Complice il fatto che debba aspettare che torni mia sorella, dovrei iniziare a buttare giù le idee o, meglio ancora, la prima bozza del mio primo articolo che verrà pubblicato su un giornale. Ebbene sì, Coso passa dal 2.0 alla carta stampata. La notizia buona è che finalmente potrò godere di una mia rubrica che porterà il nome di “L’Angolo di Coso”, quella cattiva è che a meno che non siate residenti a Seveso, non lo leggerete mai.

Il fatto di dover scrivere un articolo per un giornale mi pone, per la prima volta, nella scomoda situazione di dover scrivere entro una scadenza fissata. E purtroppo, quando si tratta del processo creativo, difficilmente riesco a rispettare i tempi previsti. Lo potrebbero confermare le mie prof di educazione artistica alle medie che su quindici tavole, di mie ne vedevano solo tre o quattro. E facevano pure schifo (sono un pessimo disegnatore e colorista).

Il problema, nel campo creativo, è il fatto che spesso mi manchi l’ispirazione. Per poter scrivere devo avere il tempo di concentrarmi, raccogliere mentalmente tutte le idee e formulare una tesi con degli argomenti a favore. Il tutto, normalmente, può richiedere dalle due ore ad un tempo non ben definito. E, infatti, molti dei progetti iniziati sono stati abbandonati proprio perché arrivato ad un certo punto, non riuscivo più ad andare avanti o, peggio ancora, quanto scritto in precedenza non mi convinceva per nulla.

Ad oggi, l’unico modo funzionante per ovviare a questo problema è stato quello di rifugiarmi in montagna per quattro giorni. I risultati dopo il rientro a casa, però, sono stati quelli descritti nelle righe sopra. Questo mi ha spinto ad iniziare una revisione di quanto iniziato quest’estate abbandonata quasi subitaneamente, in attesa di tempi migliori (che, come ben potete immaginare, non verranno). Tutto questo è spiegabile sia col continuo sovrapporsi di impegni che mi tolgono tempo e voglia, sia con il mio leggendario e faraonico culopesismo.

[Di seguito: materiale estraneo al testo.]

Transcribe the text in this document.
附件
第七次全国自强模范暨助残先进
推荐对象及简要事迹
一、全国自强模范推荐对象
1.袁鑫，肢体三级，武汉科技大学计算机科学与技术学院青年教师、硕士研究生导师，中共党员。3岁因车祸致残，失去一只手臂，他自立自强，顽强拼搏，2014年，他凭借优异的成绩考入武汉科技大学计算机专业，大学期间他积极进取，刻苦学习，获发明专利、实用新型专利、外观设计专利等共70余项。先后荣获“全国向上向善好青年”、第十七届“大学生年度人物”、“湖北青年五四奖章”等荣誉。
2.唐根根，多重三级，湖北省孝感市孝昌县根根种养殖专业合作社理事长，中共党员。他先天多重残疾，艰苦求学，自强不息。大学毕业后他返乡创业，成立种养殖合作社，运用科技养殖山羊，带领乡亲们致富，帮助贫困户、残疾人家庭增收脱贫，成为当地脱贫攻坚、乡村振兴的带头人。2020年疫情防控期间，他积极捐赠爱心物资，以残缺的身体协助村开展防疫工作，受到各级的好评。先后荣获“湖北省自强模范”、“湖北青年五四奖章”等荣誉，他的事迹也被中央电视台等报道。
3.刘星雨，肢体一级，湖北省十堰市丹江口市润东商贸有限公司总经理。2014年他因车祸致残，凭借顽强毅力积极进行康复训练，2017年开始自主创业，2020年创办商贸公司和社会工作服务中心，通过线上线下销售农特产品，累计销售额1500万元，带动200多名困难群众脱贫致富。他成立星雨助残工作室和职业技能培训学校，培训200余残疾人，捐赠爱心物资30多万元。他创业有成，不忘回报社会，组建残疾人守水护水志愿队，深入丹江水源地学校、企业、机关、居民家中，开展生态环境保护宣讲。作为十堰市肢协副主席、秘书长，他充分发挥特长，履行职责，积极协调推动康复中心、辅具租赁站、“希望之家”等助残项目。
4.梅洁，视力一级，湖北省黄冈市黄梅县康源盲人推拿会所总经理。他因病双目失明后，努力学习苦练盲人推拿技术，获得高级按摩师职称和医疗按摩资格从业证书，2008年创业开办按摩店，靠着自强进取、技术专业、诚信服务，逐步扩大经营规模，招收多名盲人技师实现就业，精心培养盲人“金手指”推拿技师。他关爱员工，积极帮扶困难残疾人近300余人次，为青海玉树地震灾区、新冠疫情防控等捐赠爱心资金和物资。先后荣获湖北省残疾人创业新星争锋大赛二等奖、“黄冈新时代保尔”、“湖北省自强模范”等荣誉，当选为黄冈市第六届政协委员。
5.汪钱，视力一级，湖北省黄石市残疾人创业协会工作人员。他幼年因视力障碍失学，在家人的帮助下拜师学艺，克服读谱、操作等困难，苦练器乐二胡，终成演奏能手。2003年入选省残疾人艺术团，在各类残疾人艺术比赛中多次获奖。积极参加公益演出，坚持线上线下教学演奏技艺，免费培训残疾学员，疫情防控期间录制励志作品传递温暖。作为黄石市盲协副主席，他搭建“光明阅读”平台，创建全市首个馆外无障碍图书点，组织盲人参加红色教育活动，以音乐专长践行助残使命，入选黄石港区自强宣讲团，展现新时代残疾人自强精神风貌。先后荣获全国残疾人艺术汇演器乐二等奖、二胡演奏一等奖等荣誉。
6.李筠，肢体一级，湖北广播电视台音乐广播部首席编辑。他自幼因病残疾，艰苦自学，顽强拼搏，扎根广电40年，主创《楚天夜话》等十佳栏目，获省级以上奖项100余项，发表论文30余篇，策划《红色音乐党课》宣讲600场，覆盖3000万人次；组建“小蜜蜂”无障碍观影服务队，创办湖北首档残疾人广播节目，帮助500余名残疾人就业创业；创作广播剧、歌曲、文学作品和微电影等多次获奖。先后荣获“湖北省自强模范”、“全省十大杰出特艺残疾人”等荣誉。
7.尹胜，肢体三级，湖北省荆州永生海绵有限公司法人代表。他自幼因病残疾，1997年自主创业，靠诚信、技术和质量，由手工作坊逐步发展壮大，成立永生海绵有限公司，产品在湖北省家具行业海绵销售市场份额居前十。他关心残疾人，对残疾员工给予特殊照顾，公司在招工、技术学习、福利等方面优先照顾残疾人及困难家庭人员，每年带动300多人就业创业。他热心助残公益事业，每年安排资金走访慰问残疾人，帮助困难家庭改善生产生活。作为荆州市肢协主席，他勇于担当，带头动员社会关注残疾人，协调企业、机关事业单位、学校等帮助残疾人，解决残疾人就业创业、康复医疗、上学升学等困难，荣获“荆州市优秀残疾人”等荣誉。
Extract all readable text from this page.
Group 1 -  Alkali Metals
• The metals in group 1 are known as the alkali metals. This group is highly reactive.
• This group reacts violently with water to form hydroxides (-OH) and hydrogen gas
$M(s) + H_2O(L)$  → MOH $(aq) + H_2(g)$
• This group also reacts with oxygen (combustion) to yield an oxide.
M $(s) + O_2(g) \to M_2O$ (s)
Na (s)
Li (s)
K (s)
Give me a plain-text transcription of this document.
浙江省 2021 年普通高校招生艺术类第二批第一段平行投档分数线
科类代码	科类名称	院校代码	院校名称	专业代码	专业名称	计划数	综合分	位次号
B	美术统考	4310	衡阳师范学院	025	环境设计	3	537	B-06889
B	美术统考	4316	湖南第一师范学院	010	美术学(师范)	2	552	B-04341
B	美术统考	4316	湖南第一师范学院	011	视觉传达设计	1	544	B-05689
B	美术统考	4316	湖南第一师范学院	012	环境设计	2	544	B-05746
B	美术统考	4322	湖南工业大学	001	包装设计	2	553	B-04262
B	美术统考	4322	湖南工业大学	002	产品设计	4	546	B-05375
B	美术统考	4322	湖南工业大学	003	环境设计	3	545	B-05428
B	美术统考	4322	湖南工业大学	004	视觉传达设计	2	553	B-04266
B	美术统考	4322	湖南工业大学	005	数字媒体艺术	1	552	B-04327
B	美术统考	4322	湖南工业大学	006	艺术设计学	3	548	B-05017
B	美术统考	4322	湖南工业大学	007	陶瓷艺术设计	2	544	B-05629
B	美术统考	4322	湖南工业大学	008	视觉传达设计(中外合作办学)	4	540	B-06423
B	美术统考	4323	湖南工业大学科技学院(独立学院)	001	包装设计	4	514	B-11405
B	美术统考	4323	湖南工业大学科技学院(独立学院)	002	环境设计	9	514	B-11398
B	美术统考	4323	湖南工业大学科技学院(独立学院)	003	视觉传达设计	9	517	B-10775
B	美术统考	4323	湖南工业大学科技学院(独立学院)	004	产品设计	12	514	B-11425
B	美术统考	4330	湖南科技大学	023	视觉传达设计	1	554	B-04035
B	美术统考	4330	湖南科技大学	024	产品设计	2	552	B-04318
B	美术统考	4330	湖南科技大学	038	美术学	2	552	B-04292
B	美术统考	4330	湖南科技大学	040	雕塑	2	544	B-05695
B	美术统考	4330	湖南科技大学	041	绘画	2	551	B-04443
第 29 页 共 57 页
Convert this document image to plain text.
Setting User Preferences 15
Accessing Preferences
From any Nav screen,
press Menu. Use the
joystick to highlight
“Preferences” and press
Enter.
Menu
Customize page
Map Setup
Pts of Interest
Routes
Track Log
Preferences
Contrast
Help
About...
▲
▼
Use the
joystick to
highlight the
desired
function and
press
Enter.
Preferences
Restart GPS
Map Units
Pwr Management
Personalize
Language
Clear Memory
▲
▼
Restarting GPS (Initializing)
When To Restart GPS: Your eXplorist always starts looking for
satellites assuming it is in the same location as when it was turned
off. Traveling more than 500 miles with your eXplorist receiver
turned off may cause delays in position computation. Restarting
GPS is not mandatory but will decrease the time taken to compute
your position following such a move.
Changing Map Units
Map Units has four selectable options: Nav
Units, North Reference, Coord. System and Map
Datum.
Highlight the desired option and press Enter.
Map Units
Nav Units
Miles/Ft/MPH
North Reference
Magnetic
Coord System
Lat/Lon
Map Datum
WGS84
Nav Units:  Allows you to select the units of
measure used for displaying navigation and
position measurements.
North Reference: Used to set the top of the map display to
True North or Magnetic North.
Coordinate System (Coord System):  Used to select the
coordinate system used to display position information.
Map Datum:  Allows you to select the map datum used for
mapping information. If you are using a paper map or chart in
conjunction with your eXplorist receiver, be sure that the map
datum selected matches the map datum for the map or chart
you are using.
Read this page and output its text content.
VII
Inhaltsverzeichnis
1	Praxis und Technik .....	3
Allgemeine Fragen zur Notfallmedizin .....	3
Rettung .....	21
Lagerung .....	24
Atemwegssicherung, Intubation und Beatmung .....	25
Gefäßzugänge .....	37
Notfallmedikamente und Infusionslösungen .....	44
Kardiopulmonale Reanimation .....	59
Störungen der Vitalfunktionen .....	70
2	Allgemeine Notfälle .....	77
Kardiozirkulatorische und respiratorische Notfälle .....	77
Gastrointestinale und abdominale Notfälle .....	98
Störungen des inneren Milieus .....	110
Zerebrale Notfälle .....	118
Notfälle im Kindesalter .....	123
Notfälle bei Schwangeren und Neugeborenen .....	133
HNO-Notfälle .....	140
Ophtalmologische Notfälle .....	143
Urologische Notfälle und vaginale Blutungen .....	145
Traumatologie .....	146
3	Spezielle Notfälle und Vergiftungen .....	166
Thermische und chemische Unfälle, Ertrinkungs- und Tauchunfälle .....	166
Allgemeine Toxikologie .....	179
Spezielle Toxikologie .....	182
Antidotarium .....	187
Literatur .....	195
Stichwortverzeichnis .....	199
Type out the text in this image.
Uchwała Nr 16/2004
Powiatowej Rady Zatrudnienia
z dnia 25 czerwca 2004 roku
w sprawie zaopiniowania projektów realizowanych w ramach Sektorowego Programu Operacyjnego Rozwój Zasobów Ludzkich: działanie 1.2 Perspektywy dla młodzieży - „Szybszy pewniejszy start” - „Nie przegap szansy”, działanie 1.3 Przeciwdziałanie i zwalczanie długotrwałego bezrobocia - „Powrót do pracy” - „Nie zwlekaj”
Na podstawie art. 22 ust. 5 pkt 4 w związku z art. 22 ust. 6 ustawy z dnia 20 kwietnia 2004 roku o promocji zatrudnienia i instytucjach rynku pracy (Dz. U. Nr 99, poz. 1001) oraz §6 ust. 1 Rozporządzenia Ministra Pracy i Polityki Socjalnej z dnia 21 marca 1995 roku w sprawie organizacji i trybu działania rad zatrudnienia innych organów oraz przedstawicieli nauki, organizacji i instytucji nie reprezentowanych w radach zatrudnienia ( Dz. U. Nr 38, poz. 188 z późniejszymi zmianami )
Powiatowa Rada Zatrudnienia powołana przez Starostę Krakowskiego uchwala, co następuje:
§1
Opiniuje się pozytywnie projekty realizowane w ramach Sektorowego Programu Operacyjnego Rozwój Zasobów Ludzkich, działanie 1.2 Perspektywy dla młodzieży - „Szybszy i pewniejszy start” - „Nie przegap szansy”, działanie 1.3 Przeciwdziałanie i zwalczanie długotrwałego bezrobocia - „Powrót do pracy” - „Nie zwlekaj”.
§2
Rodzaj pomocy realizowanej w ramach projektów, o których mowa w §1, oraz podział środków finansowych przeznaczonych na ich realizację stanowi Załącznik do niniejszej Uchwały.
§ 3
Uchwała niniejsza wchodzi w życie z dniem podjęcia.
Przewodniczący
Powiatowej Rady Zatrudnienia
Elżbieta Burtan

Come è normale che sia, tra processo creativo e vita di tutti i giorni ci sono più parallelismi di quanto si possa credere. Ed una cosa che mi accomuna sia quando si tratta di scrivere, sia quando si tratta di dover prendere una decisione è il fatto che, tendenzialmente, nonostante le decisioni in questione siano già state prese molto prima, continui a procrastinare e rimandare il tempo dell’azione.

E questo procrastinare, questo continuo rimandare a data da destinarsi non è ascrivibile sempre alla pigrizia che, come noto, mi caratterizza da tempi immemori. Spesso, in realtà, ci sono dietro motivi più difficilmente spiegabili che potremmo inserire nella categoria “seghe mentali” o, altre volte ancora, vi sono eventi che costringono a rimandare tutto quanto.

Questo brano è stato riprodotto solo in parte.